The life span of family wealth is generally short and most cultures have a clever expression to make just this point. In the US, they say: “A family goes from shirtsleeves to shirtsleeves in three generations.” The Chinese note that: “Wealth never lasts three generations.” Brazilians like to say: “Rich father, noble son, poor grandson.” India? “Peasant shoes to peasant shoes in three generations.”

No matter what language, the Three Generation Rule indicates that a family that becomes financially successful will lose its wealth within three generations. My research shows this same pattern for most families, but not all. Most families lose most of their wealth within two or three generations, but some defy the odds and continue to grow their wealth into the third or later generations. All good rules need good exceptions, after all.

The important question is how some families grow their wealth while others cannot.

No matter how your family wealth is invested—operating companies, stocks, bonds, real estate—to grow wealth, you obviously need to grow your assets faster than they are consumed by your family or by bad investments or wasteful spending by management. Most models we have tested show that families need to grow their assets annually at least at a 6 per cent real rate of return to stay ahead of financial decline. That may sound easy but it isn’t.

Why? Most family companies lose momentum by not rejuvenating their lines of business in a timely way, by not adequately growing family talent to serve the family company, and by not staying united as a family. Thirty years of field research has shown me that over time, most family companies sputter—and the families that run them fall apart.

It doesn’t have to be this way. My academic and advisory work has been devoted to helping families all over the world to beat the rather significant odds against survival; which I will address in the upcoming programme: Managing Family Businesses for Generational Success, India, scheduled in June, in Mumbai. The family in business needs to run its company in a smart, strategic manner, taking advantage of growth opportunities and industry trends and insisting on good long-term performance.

Grow every generation Given industry lifecycles, operating returns tend to wane over time as an industry matures and companies need to be ready for industry changes. We have every reason to believe that industry disruption and maturity will occur more frequently in the future. To maintain high returns for your company you need to make significant, well-timed bets to keep your family company competitive. Some bets regenerate your core business; other bets help you diversify or even move away from your original business.
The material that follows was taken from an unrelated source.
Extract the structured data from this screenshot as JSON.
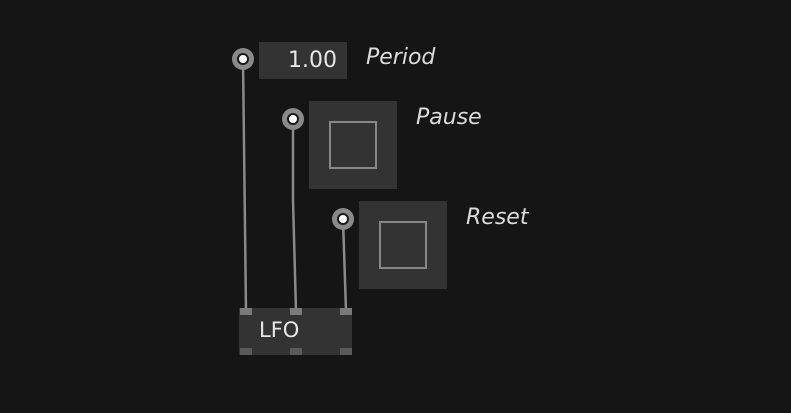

Successful diversification requires vision, capital and backing by the owners. A good example of this is Riju Jhunjhunwala, who is leading strong growth at Bhilwara Group by venturing beyond textiles into energy. I wish I could tell you that multi-generational survival is just a matter of growing your company fast enough. It’s not that simple. A family must also produce the family talent it needs to properly run its enterprise. Families can’t build an enterprise alone. They need non-family managers, independent board members and advisors to supplement their skills. But families cannot abdicate all leadership to non-family. At a minimum a family needs to produce many good owners and some good board members to guide the company. Ultimately, a business family also needs to nurture one or more wealth creators per generation.
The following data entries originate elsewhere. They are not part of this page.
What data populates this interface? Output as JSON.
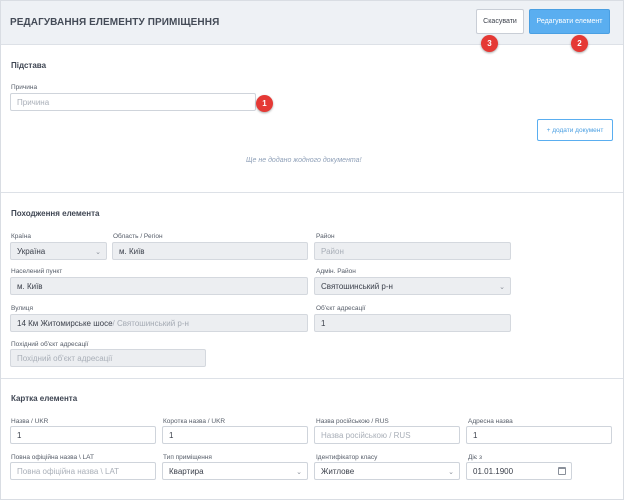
{
  "header": {
    "title": "РЕДАГУВАННЯ ЕЛЕМЕНТУ ПРИМІЩЕННЯ",
    "cancel_label": "Скасувати",
    "edit_label": "Редагувати елемент"
  },
  "badges": {
    "b1": "1",
    "b2": "2",
    "b3": "3"
  },
  "basis": {
    "title": "Підстава",
    "reason_label": "Причина",
    "reason_placeholder": "Причина",
    "add_doc_label": "+ додати документ",
    "empty_msg": "Ще не додано жодного документа!"
  },
  "origin": {
    "title": "Походження елемента",
    "country_label": "Країна",
    "country_value": "Україна",
    "region_label": "Область / Регіон",
    "region_value": "м. Київ",
    "district_label": "Район",
    "district_placeholder": "Район",
    "settlement_label": "Населений пункт",
    "settlement_value": "м. Київ",
    "adm_district_label": "Адмін. Район",
    "adm_district_value": "Святошинський р-н",
    "street_label": "Вулиця",
    "street_value": "14 Км Житомирське шосе",
    "street_sub": " / Святошинський р-н",
    "addr_obj_label": "Об'єкт адресації",
    "addr_obj_value": "1",
    "derived_label": "Похідний об'єкт адресації",
    "derived_placeholder": "Похідний об'єкт адресації"
  },
  "card": {
    "title": "Картка елемента",
    "name_ukr_label": "Назва / UKR",
    "name_ukr_value": "1",
    "short_label": "Коротка назва / UKR",
    "short_value": "1",
    "rus_label": "Назва російською / RUS",
    "rus_placeholder": "Назва російською / RUS",
    "addr_name_label": "Адресна назва",
    "addr_name_value": "1",
    "lat_label": "Повна офіційна назва \\ LAT",
    "lat_placeholder": "Повна офіційна назва \\ LAT",
    "type_label": "Тип приміщення",
    "type_value": "Квартира",
    "class_label": "Ідентифікатор класу",
    "class_value": "Житлове",
    "valid_label": "Діє з",
    "valid_value": "01.01.1900"
  },
  "colors": {
    "accent": "#5aaef0",
    "badge": "#e53935"
  }
}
You can hire all the non-family MBAs you want, but it usually takes a family member with the support of the family owners to make those risky bets in new businesses and product lines that keep a company growing.

Build family unity The family must also stay reasonably united across generations. Big rifts among owners and nasty divorces can weaken a family and greatly reduce its assets and returns. I don’t advocate keeping the family business intact when there are fundamental disagreements over a company’s direction. When differences cannot be bridged, execute buyouts in a way to maximize the momentum of companies and the future growth of family assets. Often, family leaders who disagree or whose interests diverge can create much more wealth apart than together. The Ambani brothers are one of the world’s best examples of a productive split.

My mantra? “Growth, Talent and Unity.” Together these lead to success. Anything short of that leads to decline.

(The writer is faculty chair of the Managing Family Businesses for Generational Success: India, a Harvard Business School program.)